Die erste Erwähnung einer kleinen Kapelle, die dem Heiligen Johannes geweiht war, stammt aus dem Jahr 1358. Aufgrund eines Urteils des Danziger Komturs Giselbert von Dudulsheim wurde die Kapelle des Heiligen Johannes zu einer Filiale der Katharinenkirche. Ende des 14. Jahrhunderts lag die Johannes-Kirche hinsichtlich der Höhe der Steuerbelastung an zweiter Stelle, direkt hinter der Marienkirche. Ab etwa 1360 dauerte der Bau einer dreischiffigen Kirche an. Dieser wurde zu Beginn des 15. Jahrhunderts abgeschlossen, wobei Platz für einen Turm gelassen wurde, dessen Errichtung für später geplant war, ebenso wie die Gewölbe, die vorübergehend durch eine Balkendecke ersetzt wurden.

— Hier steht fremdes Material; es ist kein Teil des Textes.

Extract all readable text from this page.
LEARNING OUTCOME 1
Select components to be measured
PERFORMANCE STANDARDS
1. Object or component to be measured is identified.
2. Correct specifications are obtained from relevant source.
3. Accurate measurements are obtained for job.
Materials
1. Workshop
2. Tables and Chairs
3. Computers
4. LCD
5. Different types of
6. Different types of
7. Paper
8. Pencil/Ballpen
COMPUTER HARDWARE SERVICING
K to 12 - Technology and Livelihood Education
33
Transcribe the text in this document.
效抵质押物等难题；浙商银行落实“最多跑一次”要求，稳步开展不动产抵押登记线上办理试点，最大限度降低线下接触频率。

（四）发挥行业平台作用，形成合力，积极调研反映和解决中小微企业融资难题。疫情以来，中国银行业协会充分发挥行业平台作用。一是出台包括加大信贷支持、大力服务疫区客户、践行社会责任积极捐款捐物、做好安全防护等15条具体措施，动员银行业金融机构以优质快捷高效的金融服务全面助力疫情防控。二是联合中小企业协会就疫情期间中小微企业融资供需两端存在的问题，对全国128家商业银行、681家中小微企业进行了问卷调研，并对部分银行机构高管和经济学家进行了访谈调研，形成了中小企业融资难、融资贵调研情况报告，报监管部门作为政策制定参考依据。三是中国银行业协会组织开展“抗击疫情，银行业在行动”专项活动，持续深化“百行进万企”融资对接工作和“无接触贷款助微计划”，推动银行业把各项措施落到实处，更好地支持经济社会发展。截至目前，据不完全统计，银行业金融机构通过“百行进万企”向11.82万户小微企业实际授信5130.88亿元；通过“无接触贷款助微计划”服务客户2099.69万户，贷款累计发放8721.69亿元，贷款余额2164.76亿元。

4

Im Jahr 1415 wurden ein neues Presbyterium und ein Querschiff gebaut. Auch mit dem Bau des Turms wurde begonnen, aber die Arbeiten wurden durch ein 1453 vom Deutschen Orden erlassenes Verbot unterbrochen, in der Umgebung der Burg so hohe Gebäude zu errichten.Die St.-Johannes-Kirche ist eine dreischiffige Hallenkirche mit einem einschiffigen Querschiff. Jedes der drei Schiffe des Hauptschiffs und des Presbyteriums ist mit einem separaten Dach bedeckt. Die Kirche ist 55,10 m lang und 20,18 m breit. Der vierstöckige Turm ist 47 m hoch.
Ursprünglich als Kirche errichtet, hat sie sich heute zu einem lebendigen Kulturzentrum an der Ostsee entwickelt. Trotz ihrer historischen Narben aus Kriegszeiten wurde das Innere behutsam restauriert und mit modernster Bühnen- und Konzerttechnik ausgestattet. So bietet die Johanniskirche einen einzigartigen Rahmen für eine Vielzahl von Konzerten und Theateraufführungen und verbindet auf inspirierende Weise Tradition mit zeitgenössischer Kultur.